Path to AGI
Incomplete Ideas towards Artificial General Intelligence
What changed in the last decade?
- Large-scale pre-training data.
- Bigger models with more parameters.
- More compute (FLOPS).
- General purpose learning algorithms and architectures over task-specific methods e.g. Transformers.
- Old school optimization technique e.g. Gradient Descent and Loss Function e.g. CrossEntropy are enough.
- Less human-engineered labels and features e.g. Self-Supervised Learning from raw data.
“The bitter Lesson” from Richard Sutton (2019).
What is Missing
- Sparsity for less expensive Models (better resource allocation / compute per token) e.g. Sparse Attention.
- Dynamic Compute (Flops per Token) depending on the difficulty of the task e.g. Routing Networks / Mixtures of Experts (MoE).

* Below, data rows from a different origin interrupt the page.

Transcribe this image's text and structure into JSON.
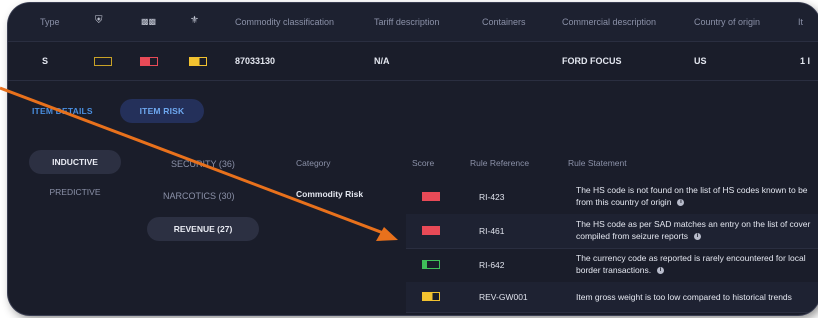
{
  "header": {
    "columns": [
      "Type",
      "Commodity classification",
      "Tariff description",
      "Containers",
      "Commercial description",
      "Country of origin",
      "It"
    ],
    "icons": [
      "shield-icon",
      "badge-icon",
      "eagle-icon"
    ]
  },
  "item": {
    "type": "S",
    "commodity_classification": "87033130",
    "tariff_description": "N/A",
    "containers": "",
    "commercial_description": "FORD FOCUS",
    "country_of_origin": "US",
    "item_no": "1 I",
    "risk_colors": {
      "shield": "#1a1d2a",
      "badge": "#e84a57",
      "eagle": "#f2c230"
    }
  },
  "tabs": {
    "details": "ITEM DETAILS",
    "risk": "ITEM RISK"
  },
  "risk_types": {
    "inductive": "INDUCTIVE",
    "predictive": "PREDICTIVE"
  },
  "categories": {
    "security": "SECURITY (36)",
    "narcotics": "NARCOTICS (30)",
    "revenue": "REVENUE (27)"
  },
  "rules_table": {
    "headers": {
      "category": "Category",
      "score": "Score",
      "reference": "Rule Reference",
      "statement": "Rule Statement"
    },
    "category_value": "Commodity Risk",
    "rows": [
      {
        "score_color": "#e84a57",
        "score_fill": 1.0,
        "reference": "RI-423",
        "statement": "The HS code is not found on the list of HS codes known to be",
        "statement2": "from this country of origin"
      },
      {
        "score_color": "#e84a57",
        "score_fill": 1.0,
        "reference": "RI-461",
        "statement": "The HS code as per SAD matches an entry on the list of cover",
        "statement2": "compiled from seizure reports"
      },
      {
        "score_color": "#3fbf5a",
        "score_fill": 0.25,
        "reference": "RI-642",
        "statement": "The currency code as reported is rarely encountered for local",
        "statement2": "border transactions."
      },
      {
        "score_color": "#f2c230",
        "score_fill": 0.6,
        "reference": "REV-GW001",
        "statement": "Item gross weight is too low compared to historical trends",
        "statement2": ""
      }
    ]
  },
  "colors": {
    "accent": "#4a8fe0",
    "arrow": "#e8711c"
  }
}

- Embodiment and Interaction with the Physical World e.g. Robotics and Simulation Environments (Embodied AI + Sim2Real).
- Unsupervised and Self-supervised Learning for generalization and One-shot Learning.
Pitfalls
- Human Engineered Feature Methods
- Task Specific Datasets for Training
- Human-designed Heuristics and Domain Knowledge Methods
- Antropomorphizing AI
What GPT-2 Does
Learns a probability distribution from a highly dimensional space. Our model then learns to sample from this learned distribution representing the training data. We use a generalized task which is to predict the next frame’s representation (token embedding).
During inference, we sample auto-regressively from this learned distribution, in other words, we generate more data by sampling from a distribution. Instead of sampling word tokens, we sample image tokens which can then be classified into categories of actions, objects, etc.